Claymore has been the pioneer in terms of product offerings for Chinese equities market. Although Claymore cannot really break into the A-share market, it is combining the best of the Hong Kong, US and Singapore listed Chinese stocks to form specific ETFs. Performance of its ETF has been stellar. For example, in 2009 return of Claymore’s China small cap ETF (HAO US Equity) was 98% and perform better than the majority of long funds (I heard from market rumor that top 10 percentile fund performance, including long only and hedge funds, is about 90%). Probably having seen the success of HAO (In Chinese, hao means good), this year Claymore has launched 2 additional sector funds: A real estate and a technology ETF. So it’s actually pretty straight forward, like real estate will be investing stocks like CR Land, COLI, Shimao, Sino-Ocean and then technology fund is investing in stocks like Tencent and Baidu. These ETFs become good options if investor want to bet against specific sectors of the market, especially given the huge volatility among different sectors (say real estate was so beaten down by government policy and I would like to bet for the upturn), it opens up the option for investors to buy selectively in the China market. Also as a buy-side analyst, for me buying these ETFs allow me to participate in a more tactical way without violating most compliance rules. So, I am not just recommending this to retail investors in general but this works even for finance professional.

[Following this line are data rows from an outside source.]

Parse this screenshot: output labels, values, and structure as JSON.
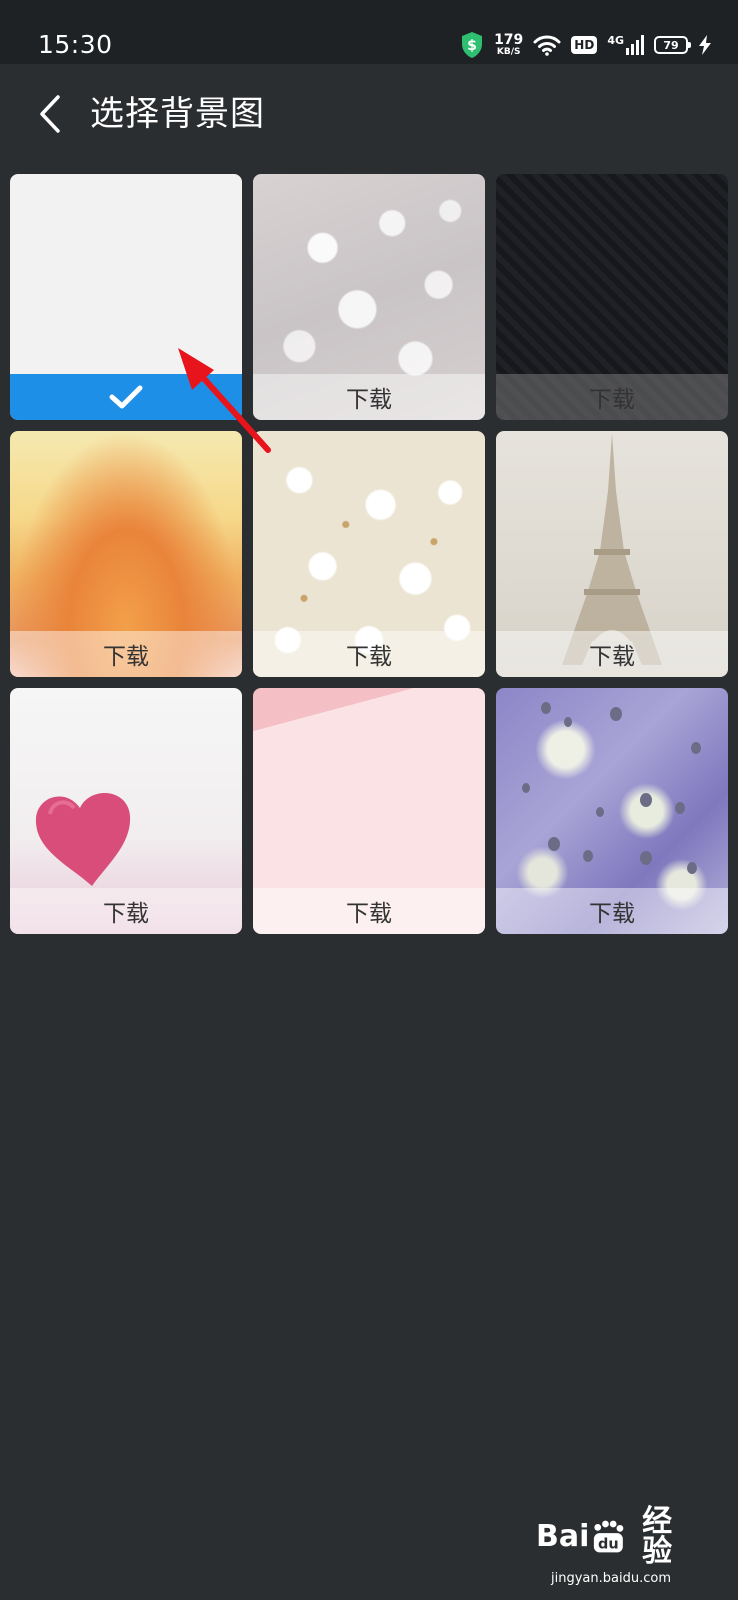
{
  "status_bar": {
    "time": "15:30",
    "net_speed": "179",
    "net_speed_unit": "KB/S",
    "hd_label": "HD",
    "network_type": "4G",
    "battery_level": "79"
  },
  "header": {
    "title": "选择背景图",
    "back_icon": "chevron-left-icon"
  },
  "backgrounds": [
    {
      "name": "white",
      "state": "selected",
      "label": ""
    },
    {
      "name": "bokeh",
      "state": "download",
      "label": "下载"
    },
    {
      "name": "dark",
      "state": "download",
      "label": "下载"
    },
    {
      "name": "gold-glitter",
      "state": "download",
      "label": "下载"
    },
    {
      "name": "flowers",
      "state": "download",
      "label": "下载"
    },
    {
      "name": "eiffel-tower",
      "state": "download",
      "label": "下载"
    },
    {
      "name": "heart",
      "state": "download",
      "label": "下载"
    },
    {
      "name": "pink-paper",
      "state": "download",
      "label": "下载"
    },
    {
      "name": "rain-drops",
      "state": "download",
      "label": "下载"
    }
  ],
  "colors": {
    "background": "#2b2e30",
    "status_bar": "#1f2224",
    "selected_accent": "#1e8fe6",
    "annotation_arrow": "#e8141c"
  },
  "watermark": {
    "logo_text_left": "Bai",
    "logo_text_right": "经验",
    "url": "jingyan.baidu.com"
  }
}
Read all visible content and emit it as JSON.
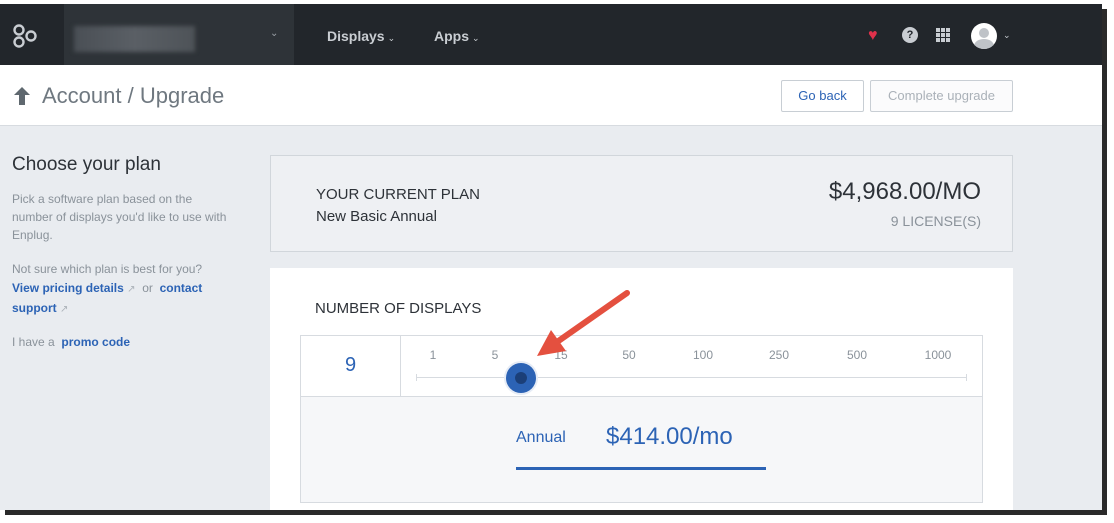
{
  "nav": {
    "account_chevron": "⌄",
    "items": [
      {
        "label": "Displays",
        "chevron": "⌄"
      },
      {
        "label": "Apps",
        "chevron": "⌄"
      }
    ],
    "icons": [
      "logo-icon",
      "heart-icon",
      "help-icon",
      "apps-grid-icon",
      "avatar",
      "chevron-down-icon"
    ],
    "help_glyph": "?",
    "heart_glyph": "♥",
    "avatar_chevron": "⌄",
    "accent_heart": "#e0314b"
  },
  "header": {
    "title": "Account / Upgrade",
    "go_back": "Go back",
    "complete_upgrade": "Complete upgrade"
  },
  "sidebar": {
    "heading": "Choose your plan",
    "description": "Pick a software plan based on the number of displays you'd like to use with Enplug.",
    "help_prefix": "Not sure which plan is best for you?",
    "pricing_link": "View pricing details",
    "or": "or",
    "contact_link_1": "contact",
    "contact_link_2": "support",
    "promo_prefix": "I have a",
    "promo_link": "promo code"
  },
  "current_plan": {
    "label": "YOUR CURRENT PLAN",
    "name": "New Basic Annual",
    "price": "$4,968.00/MO",
    "licenses": "9 LICENSE(S)"
  },
  "displays": {
    "heading": "NUMBER OF DISPLAYS",
    "count": "9",
    "ticks": [
      "1",
      "5",
      "15",
      "50",
      "100",
      "250",
      "500",
      "1000"
    ],
    "selected_value": 9,
    "billing_label": "Annual",
    "monthly_price": "$414.00/mo"
  },
  "colors": {
    "accent": "#2c63b5",
    "nav_bg": "#22262b",
    "annotation": "#e4503f"
  }
}
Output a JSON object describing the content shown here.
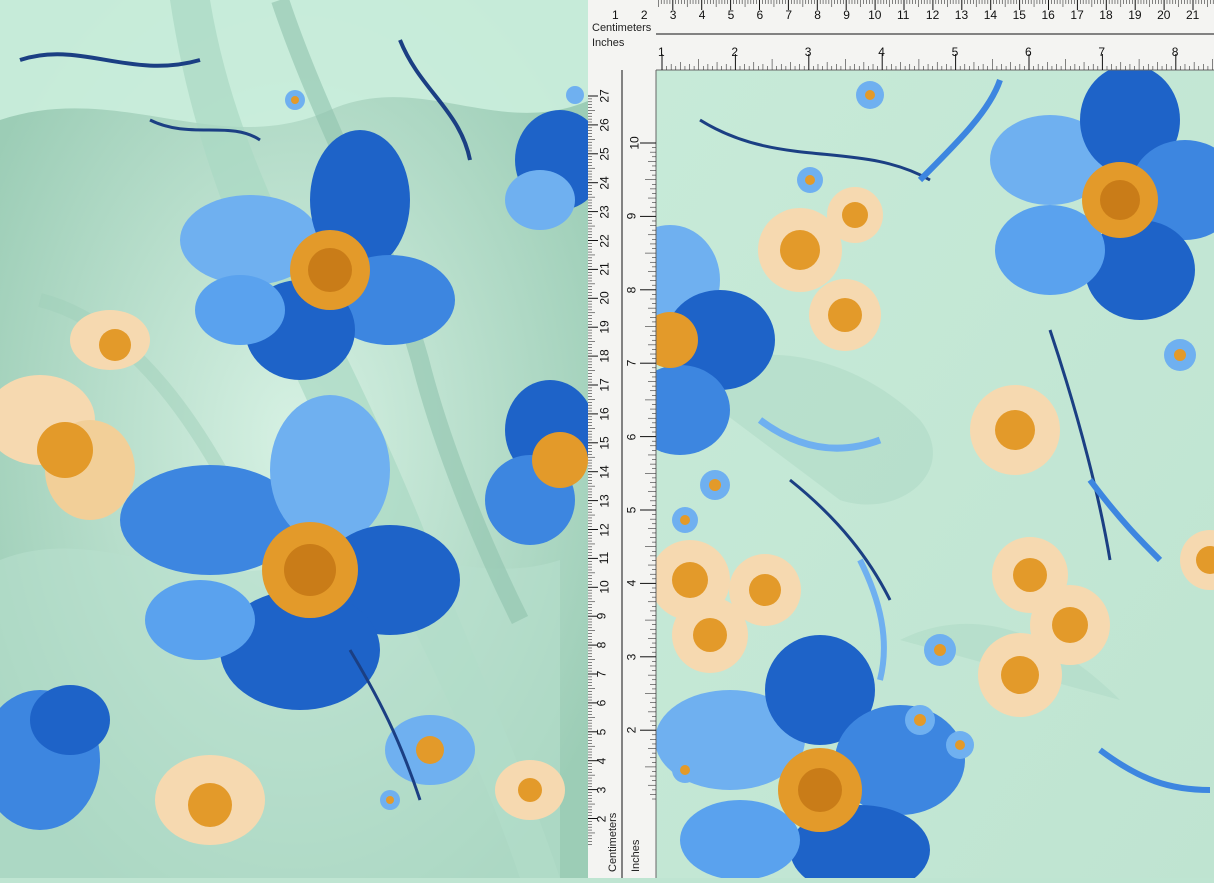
{
  "photo": {
    "subject": "drape-and-flat-fabric",
    "colors": {
      "background": "#bfe5d2",
      "mint": "#c9ead8",
      "mint_shadow": "#9fd1bd",
      "blue_dark": "#1e63c8",
      "blue_light": "#6fb0f0",
      "peach": "#f6d9b0",
      "orange": "#e39a2a",
      "navy": "#1b3f83",
      "ruler_bg": "#f4f4f2",
      "ruler_ink": "#111111"
    }
  },
  "ruler_top": {
    "unit_cm_label": "Centimeters",
    "unit_in_label": "Inches",
    "cm_numbers": [
      "1",
      "2",
      "3",
      "4",
      "5",
      "6",
      "7",
      "8",
      "9",
      "10",
      "11",
      "12",
      "13",
      "14",
      "15",
      "16",
      "17",
      "18",
      "19",
      "20",
      "21"
    ],
    "in_numbers": [
      "1",
      "2",
      "3",
      "4",
      "5",
      "6",
      "7",
      "8"
    ]
  },
  "ruler_left": {
    "unit_cm_label": "Centimeters",
    "unit_in_label": "Inches",
    "cm_numbers": [
      "27",
      "26",
      "25",
      "24",
      "23",
      "22",
      "21",
      "20",
      "19",
      "18",
      "17",
      "16",
      "15",
      "14",
      "13",
      "12",
      "11",
      "10",
      "9",
      "8",
      "7",
      "6",
      "5",
      "4",
      "3",
      "2"
    ],
    "in_numbers": [
      "10",
      "9",
      "8",
      "7",
      "6",
      "5",
      "4",
      "3",
      "2"
    ]
  }
}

Another new set of ETFs launched by Deutsche Bank is about the A-Share sector ETFs. There was no way I could bet against specific sectors in the A-Share market for foreign investors until the launch of this product. Now if I want to, I can buy say healthcare sector ETF (3057 HK) in the midst of the healthcare sector rally based on the huge investment government makes to the healthcare sector. Note that although investors do not actually own the A-share healthcare stocks (in a sense this is a swap based investment), you can access the investment opportunity that is available in the market rather than just simply moving along with the whole market. And, almost at the same time, iShares launched 4 sector ETFs as well, including sectors for financial, infrastructure, energy and materials, all mimicking performance of the CSI 300 specific sector performance.
Still not enough? Well, consider this newly launched ETF by DaChen Asset Management just a couple of days ago (3071 HK), which has a specific focus on A-share consumer stocks. I haven’t checked the holdings yet, but this could be the ETFs the buy, given everybody is quite well known the consumption growth story in China and this is the sector currently most supported by the government as China intends to build around a big, strong middle class.
To me, the rise of China ETFs should send a big warning signal to long-only funds. I mean, there is no reason to invest in most funds if given HAO can produce a whopping 98% of the return. I simply do not understand the rationale to invest in long funds is I can get even better returns in investing ETFs. I mean, in Hong Kong it’s still easy enough to open an etrade account and trades US stocks. I also do not understand why the HK fund managers are still so arrogant these days, when they do not realize that the ETFs are seriously challenging their once lucrative and promising careers.
My last piece of advice is to bet the beaten up real estate and materials sector in China. If, you believe the market will trun around soon (given not much downside and overly pessimistic sentiment in Mainland), why not giving these way oversold sector ETFs a good try and instead those arrogant, ignorant fund managers who do not even realize there are these ETFs available in the market?
I believe some of my wordings are a little too harsh on this writeup, but just want to comment honestly about what’s really going on in the market. Yes, I do worry about my job prospect in the long run as these ETFs keep coming out of nowhere.